Olho novamente para o papel completamente amassado em minha mão. Meus dedos tremem, e eu não consigo fazê-los parar. A missiva foi tão sucintamente escrita que inúmeras perguntas se formam em minha mente. Engulo em seco enquanto releio uma vez mais o recado de Louise. A palavra morreu faz estancar o sangue do meu coração, fazendo sentir-me um pouco morta também.

Tento controlar meus sentimentos angustiantes, e concentro no que precisa ser dito no momento. Olho para o lacaio que espera minha resposta e, lançando meu medo para o fundo da alma, faço a pergunta, sabendo que a resposta é capaz de quebrar meu espírito de modo irreparável:

- Minhas irmãs estão bem? - minha voz sai entrecortada.

- Sim, milady. - ele concorda com a cabeça para dar ênfase à afirmação.

Alívio.

Agora sou capaz de respirar. Tenho motivos para voltar a respirar.
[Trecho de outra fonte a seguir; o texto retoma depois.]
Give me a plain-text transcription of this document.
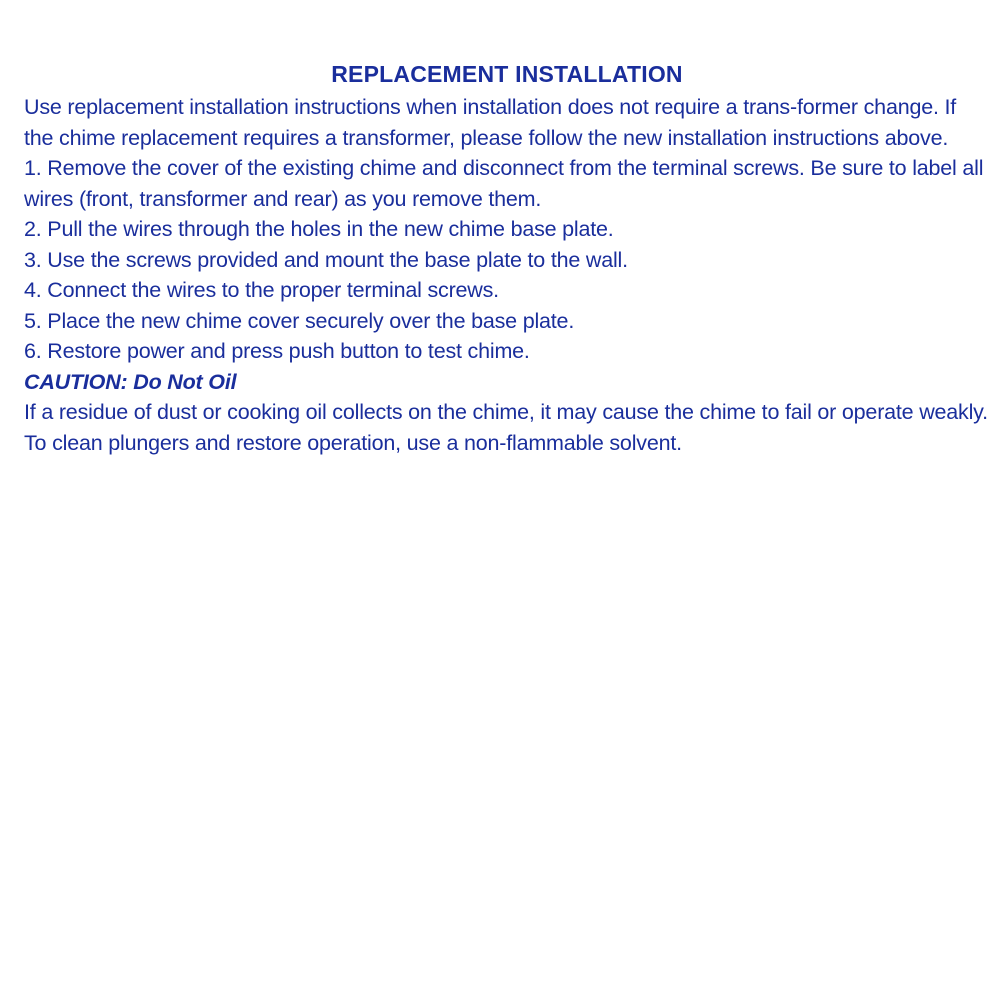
REPLACEMENT INSTALLATION

Use replacement installation instructions when installation does not require a trans-former change. If the chime replacement requires a transformer, please follow the new installation instructions above.

1. Remove the cover of the existing chime and disconnect from the terminal screws. Be sure to label all wires (front, transformer and rear) as you remove them.
2. Pull the wires through the holes in the new chime base plate.
3. Use the screws provided and mount the base plate to the wall.
4. Connect the wires to the proper terminal screws.
5. Place the new chime cover securely over the base plate.
6. Restore power and press push button to test chime.

CAUTION: Do Not Oil

If a residue of dust or cooking oil collects on the chime, it may cause the chime to fail or operate weakly. To clean plungers and restore operation, use a non-flammable solvent.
Não saberia o que fazer se algo tivesse acontecido às minhas irmãs.
Mais calma, eu busco entender o que aconteceu, uma vez que a condessa não fizera questão de me explicar o ocorrido.

- O que ocorreu? - faço uma pausa, para enxugar algumas lágrimas. - Um acidente de carruagem? Que eu saiba o conde gozava de boa saúde.
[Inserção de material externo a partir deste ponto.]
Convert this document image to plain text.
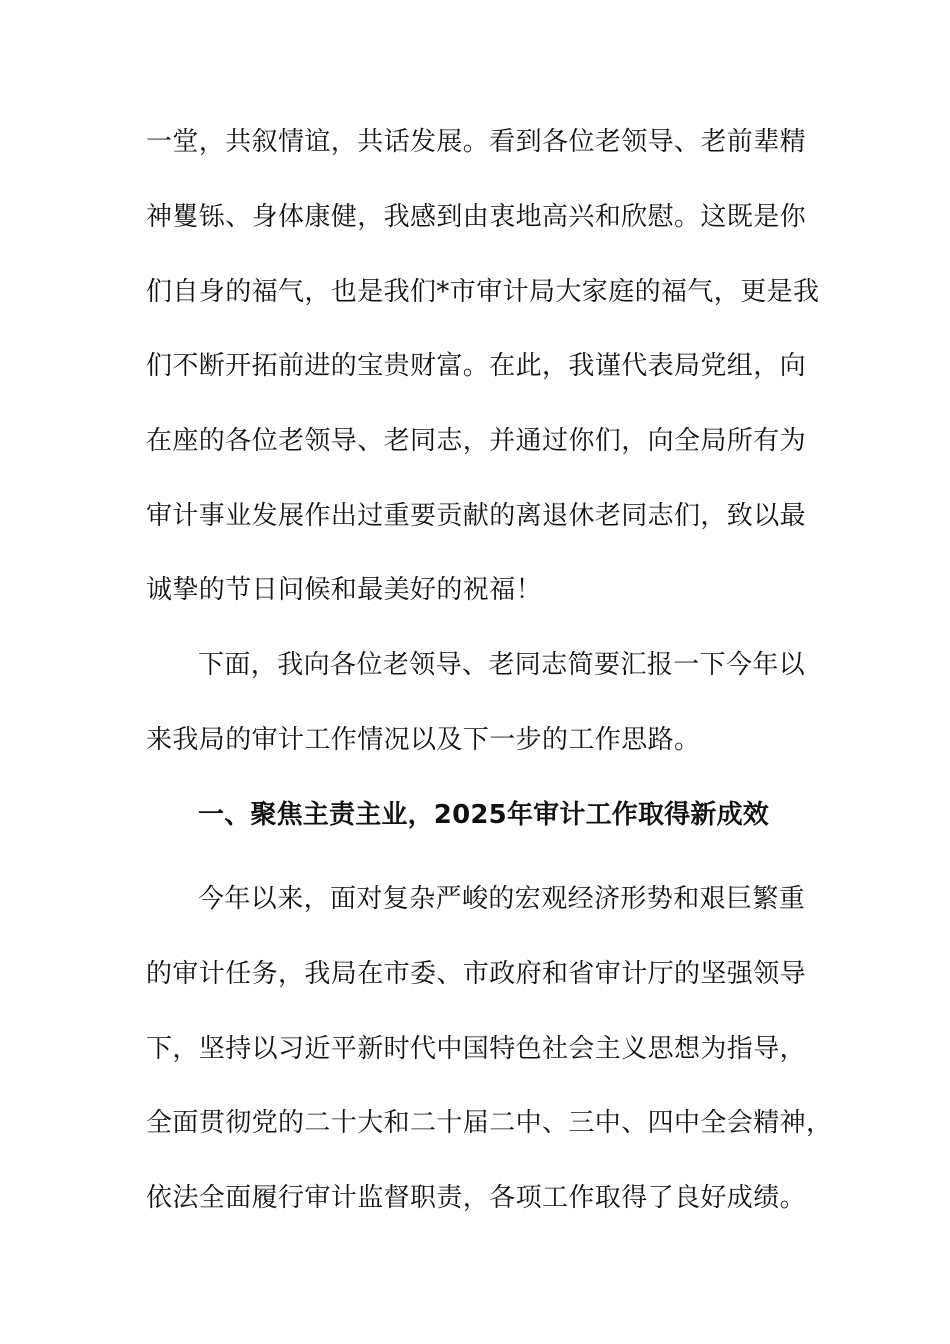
一堂，共叙情谊，共话发展。看到各位老领导、老前辈精
神矍铄、身体康健，我感到由衷地高兴和欣慰。这既是你
们自身的福气，也是我们*市审计局大家庭的福气，更是我
们不断开拓前进的宝贵财富。在此，我谨代表局党组，向
在座的各位老领导、老同志，并通过你们，向全局所有为
审计事业发展作出过重要贡献的离退休老同志们，致以最
诚挚的节日问候和最美好的祝福！
下面，我向各位老领导、老同志简要汇报一下今年以
来我局的审计工作情况以及下一步的工作思路。
一、聚焦主责主业，2025年审计工作取得新成效
今年以来，面对复杂严峻的宏观经济形势和艰巨繁重
的审计任务，我局在市委、市政府和省审计厅的坚强领导
下，坚持以习近平新时代中国特色社会主义思想为指导，
全面贯彻党的二十大和二十届二中、三中、四中全会精神，
依法全面履行审计监督职责，各项工作取得了良好成绩。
A cor viçosa de seu rosto some por um instante, o lacaio parece apreensivo com o meu questionamento.

- Conte-me. - meu tom sai mais ríspido que o pretendido, no entanto, me castiga não saber o que aconteceu. - Eu sou filha dele. Você pode me explicar o que causou a morte do conde. Não estará traindo a confiança de seus patrões.

Ele parece hesitar por alguns segundos, o que me faz ficar ainda mais preocupada. Contudo, depois de pensar um pouco, o homem decide dizer-me:

- Eu não sei realmente o que aconteceu, Sua Graça. - ele encara o chão enquanto fala. - Uma criada soltou um grito estridente, e eu corri para tentar socorrê-la. O som da sua voz vinha do escritório de Lorde Pwenlly. Quando cheguei até lá, vi milorde caído sobre a mesa. E... e havia muito sangue.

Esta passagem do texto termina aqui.